Dalam hal pengecualian barang atau jasa tertentu dari PPN, Bapak Agung Pamuji memberikan pandangannya bahwa kebijakan ini cukup adil. Menurutnya, kebijakan ini membantu masyarakat yang membutuhkan barang atau jasa dasar tanpa harus terbebani oleh PPN. Dengan pengecualian tersebut, masyarakat yang kurang mampu dapat lebih mudah mencukupi kebutuhan mendasar mereka.
Berdasarkan wawancara yang dilakukan, Bapak Agung Pamuji mengungkapkan beberapa pandangannya terkait Pemungutan Pajak Pertambahan Nilai (PPN). Dalam hal kesulitan memahami informasi PPN saat berbelanja atau menggunakan jasa, responden menyatakan bahwa meskipun ia pernah menghadapi kesulitan, hal itu tidak sering terjadi. Ia mengakui bahwa informasi pada struk atau penjelasan di kantor pajak kadang kurang jelas, terutama jika PPN tidak dirinci secara spesifik, seperti 10% yang digunakan untuk apa saja.
Terkait dengan sosialisasi pemerintah mengenai PPN, responden menilai bahwa sosialisasi yang ada saat ini sudah ada, tetapi masih perlu ditingkatkan. Ia menganggap sosialisasi perlu lebih sering dilakukan dan diperluas, termasuk di media sosial. Menurutnya, media sosial bisa menjadi platform yang efektif untuk menyebarkan informasi mengenai PPN, terutama untuk menjangkau lebih banyak orang.
Jika Pak Agung berperan sebagai seorang pengusaha, ia menyatakan bahwa kewajiban PPN harus dikelola dengan baik dan dicatat secara teratur.
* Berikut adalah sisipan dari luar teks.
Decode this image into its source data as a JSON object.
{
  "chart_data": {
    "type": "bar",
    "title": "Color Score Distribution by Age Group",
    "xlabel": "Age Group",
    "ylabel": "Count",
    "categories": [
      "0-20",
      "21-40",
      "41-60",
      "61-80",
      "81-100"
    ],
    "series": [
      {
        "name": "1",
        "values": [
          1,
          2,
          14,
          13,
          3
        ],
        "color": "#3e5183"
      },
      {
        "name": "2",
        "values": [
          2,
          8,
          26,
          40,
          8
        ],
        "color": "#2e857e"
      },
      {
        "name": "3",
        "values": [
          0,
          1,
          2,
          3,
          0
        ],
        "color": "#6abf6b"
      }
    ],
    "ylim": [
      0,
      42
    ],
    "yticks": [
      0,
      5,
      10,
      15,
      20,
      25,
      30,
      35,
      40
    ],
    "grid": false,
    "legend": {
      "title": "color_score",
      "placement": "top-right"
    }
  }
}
Pencatatan yang tepat akan memastikan bahwa pembayaran PPN dilakukan tepat waktu. Namun, ia juga menyebutkan bahwa kendala yang mungkin dihadapi adalah pemahaman yang bervariasi dari wajib pajak, yang kadang-kadang dapat berubah. Sosialisasi yang lebih baik adalah kunci untuk mengatasi hal ini.
Dalam hal penggunaan dana hasil PPN oleh pemerintah, Pak Agung menganggap penggunaan dana tersebut sudah cukup berhasil, khususnya dalam pembangunan infrastruktur, layanan pendidikan, dan layanan kesehatan. Namun, ia menekankan pentingnya transparansi dan akuntabilitas dalam penggunaan dana tersebut. Sosialisasi mengenai penggunaan dana PPN juga perlu diperkuat, sehingga masyarakat dapat memahami dengan jelas bagaimana dana tersebut digunakan, meskipun efek nyata seperti pembangunan jalan tol dan peningkatan layanan kesehatan sudah dapat dirasakan.